In origine l’articolo era tutto il contrario della discriminazione, perché in latino Ille (da cui Il) prima di un nome proprio significava “quel famoso”. Dipende comunque molto dall’uso locale, p.e. in romanesco si dice normalente Er Franco.
Spadolini in "Gli uomini che fecero l’Italia " incluse varie donne. Il latino homo e il tedesco Mensch si riferiscono alla specie umana, mentre vir e Mann al maschio. A Bisanzio Irene si fece chiamare imperatore (basileus) e non imperatrice (basilissa) perché regnava in proprio e non come consorte. Forse si potrebbe dire “ambasciatrice consorte” ora che pure le donne fanno carriera diplomatica. D’altra parte “guardia” e “guida” sono grammaticalmente femminili ma spesso designano pure maschi.
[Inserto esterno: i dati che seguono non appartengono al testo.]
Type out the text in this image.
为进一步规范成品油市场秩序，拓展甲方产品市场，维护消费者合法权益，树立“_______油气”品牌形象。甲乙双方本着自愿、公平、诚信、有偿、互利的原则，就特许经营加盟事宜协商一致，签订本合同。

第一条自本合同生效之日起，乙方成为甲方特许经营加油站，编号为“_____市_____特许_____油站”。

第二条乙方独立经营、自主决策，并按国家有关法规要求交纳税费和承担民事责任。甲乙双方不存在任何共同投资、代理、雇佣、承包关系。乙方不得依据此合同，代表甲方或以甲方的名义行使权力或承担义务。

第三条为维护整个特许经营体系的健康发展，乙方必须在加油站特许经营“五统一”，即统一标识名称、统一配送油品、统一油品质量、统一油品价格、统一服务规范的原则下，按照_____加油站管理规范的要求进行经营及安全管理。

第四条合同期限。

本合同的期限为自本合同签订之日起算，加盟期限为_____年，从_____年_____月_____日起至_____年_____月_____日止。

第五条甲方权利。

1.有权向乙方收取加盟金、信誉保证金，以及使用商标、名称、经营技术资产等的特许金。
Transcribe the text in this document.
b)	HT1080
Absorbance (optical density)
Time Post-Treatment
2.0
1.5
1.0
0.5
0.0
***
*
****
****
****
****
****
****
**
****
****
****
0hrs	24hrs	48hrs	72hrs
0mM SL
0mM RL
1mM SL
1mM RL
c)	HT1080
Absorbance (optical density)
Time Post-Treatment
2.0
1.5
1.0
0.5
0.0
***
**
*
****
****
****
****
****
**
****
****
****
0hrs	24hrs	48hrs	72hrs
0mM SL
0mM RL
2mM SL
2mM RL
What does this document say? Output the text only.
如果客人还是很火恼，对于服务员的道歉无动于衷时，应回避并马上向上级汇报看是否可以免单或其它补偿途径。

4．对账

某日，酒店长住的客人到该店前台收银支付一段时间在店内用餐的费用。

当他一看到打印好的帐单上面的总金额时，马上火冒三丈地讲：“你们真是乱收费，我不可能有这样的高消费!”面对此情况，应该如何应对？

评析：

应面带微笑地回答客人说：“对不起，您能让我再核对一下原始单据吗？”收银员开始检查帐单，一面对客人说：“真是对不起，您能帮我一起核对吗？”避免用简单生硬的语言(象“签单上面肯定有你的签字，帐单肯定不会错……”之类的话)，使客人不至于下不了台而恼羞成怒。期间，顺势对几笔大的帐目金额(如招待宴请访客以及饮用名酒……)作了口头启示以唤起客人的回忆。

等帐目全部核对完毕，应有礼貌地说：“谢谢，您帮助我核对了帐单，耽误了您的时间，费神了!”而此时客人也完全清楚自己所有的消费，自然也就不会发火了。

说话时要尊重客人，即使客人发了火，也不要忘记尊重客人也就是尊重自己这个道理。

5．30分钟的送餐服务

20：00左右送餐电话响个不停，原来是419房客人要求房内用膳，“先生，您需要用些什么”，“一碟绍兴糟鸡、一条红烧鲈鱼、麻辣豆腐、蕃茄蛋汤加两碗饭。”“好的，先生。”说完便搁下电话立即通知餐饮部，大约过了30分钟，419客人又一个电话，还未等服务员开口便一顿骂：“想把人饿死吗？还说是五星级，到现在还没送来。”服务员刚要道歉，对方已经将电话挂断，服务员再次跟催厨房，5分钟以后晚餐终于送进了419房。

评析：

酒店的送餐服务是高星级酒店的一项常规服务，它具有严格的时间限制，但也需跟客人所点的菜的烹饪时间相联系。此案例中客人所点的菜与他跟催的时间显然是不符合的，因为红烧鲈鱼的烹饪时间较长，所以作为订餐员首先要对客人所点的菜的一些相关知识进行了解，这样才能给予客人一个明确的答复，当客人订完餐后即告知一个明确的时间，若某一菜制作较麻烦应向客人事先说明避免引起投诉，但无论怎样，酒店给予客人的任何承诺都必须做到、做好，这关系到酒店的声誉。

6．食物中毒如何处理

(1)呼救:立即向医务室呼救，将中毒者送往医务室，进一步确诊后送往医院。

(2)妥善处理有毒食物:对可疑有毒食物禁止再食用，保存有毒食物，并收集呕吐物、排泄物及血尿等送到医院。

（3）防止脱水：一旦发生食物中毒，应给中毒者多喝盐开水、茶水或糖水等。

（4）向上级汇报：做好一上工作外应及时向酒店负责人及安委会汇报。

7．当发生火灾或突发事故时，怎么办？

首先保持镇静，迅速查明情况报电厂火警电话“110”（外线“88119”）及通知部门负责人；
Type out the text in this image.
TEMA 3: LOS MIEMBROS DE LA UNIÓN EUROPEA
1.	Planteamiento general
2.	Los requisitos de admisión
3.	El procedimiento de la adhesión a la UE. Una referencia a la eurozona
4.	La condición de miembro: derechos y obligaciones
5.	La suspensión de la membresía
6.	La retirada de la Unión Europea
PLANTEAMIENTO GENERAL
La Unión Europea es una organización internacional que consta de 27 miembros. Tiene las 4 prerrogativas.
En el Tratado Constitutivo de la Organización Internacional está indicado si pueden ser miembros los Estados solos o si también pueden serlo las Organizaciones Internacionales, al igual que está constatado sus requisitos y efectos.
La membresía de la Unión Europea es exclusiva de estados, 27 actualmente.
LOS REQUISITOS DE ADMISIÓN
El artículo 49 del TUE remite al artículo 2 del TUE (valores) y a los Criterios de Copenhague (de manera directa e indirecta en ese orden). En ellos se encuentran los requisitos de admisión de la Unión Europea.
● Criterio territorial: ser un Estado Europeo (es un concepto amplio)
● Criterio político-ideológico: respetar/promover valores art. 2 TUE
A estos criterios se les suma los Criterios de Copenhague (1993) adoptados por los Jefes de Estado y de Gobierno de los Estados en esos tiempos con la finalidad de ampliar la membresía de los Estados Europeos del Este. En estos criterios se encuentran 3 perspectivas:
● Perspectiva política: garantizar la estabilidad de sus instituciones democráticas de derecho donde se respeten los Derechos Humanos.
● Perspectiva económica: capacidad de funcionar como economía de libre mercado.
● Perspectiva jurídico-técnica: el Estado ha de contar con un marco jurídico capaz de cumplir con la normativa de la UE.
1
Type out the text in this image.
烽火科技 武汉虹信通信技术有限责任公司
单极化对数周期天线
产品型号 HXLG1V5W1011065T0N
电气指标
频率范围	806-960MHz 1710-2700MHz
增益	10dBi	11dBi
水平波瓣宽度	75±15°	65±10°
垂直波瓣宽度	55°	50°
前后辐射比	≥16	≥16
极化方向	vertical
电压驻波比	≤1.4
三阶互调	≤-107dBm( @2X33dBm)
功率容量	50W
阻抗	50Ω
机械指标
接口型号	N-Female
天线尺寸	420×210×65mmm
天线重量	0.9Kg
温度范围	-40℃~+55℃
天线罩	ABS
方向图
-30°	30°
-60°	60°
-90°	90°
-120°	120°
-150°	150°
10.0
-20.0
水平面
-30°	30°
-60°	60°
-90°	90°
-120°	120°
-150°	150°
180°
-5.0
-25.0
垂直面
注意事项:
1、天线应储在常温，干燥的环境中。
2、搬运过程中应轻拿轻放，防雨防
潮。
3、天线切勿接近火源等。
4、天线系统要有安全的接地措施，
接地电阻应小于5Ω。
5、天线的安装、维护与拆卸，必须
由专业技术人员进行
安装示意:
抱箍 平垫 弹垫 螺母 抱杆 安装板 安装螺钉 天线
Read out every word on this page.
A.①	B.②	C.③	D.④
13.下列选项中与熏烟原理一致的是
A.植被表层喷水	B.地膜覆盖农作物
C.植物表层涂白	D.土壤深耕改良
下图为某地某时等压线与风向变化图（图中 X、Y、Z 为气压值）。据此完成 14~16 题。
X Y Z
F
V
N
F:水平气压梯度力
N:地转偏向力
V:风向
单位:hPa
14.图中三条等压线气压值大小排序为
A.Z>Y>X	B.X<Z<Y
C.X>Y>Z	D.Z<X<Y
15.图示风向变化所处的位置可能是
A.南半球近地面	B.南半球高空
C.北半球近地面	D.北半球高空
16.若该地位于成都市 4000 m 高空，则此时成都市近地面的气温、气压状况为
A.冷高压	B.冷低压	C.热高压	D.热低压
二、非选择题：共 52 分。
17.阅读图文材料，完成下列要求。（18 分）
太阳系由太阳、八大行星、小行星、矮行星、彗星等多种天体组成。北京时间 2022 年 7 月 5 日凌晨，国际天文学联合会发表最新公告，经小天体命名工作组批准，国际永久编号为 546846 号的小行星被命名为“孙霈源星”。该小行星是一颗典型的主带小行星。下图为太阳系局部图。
Perché non diciamo scimmia e scimmio?
SI deve invece evitare una spartizione arbitraria di genere tra le attività perfino in astratto, p.e. dicendo “Dipingo da solo per non pagare un imbianchino” ma “Pulisco da solo per non pagare una domestica”.
La presunta parità di genere nel linguaggio non esclude la lotta alle discriminazioni più concrete, ma può distrarne facendo credere di essere a posto cambiando le etichette.
Brecht in “Le teste tonde e le teste a punta” mostra che la sovrastruttura di distinzione etnica pretestuosa copre la struttura della disparità di classe. Per quanto non di genere, le botte di Naomi alla colf sono comunque violenza.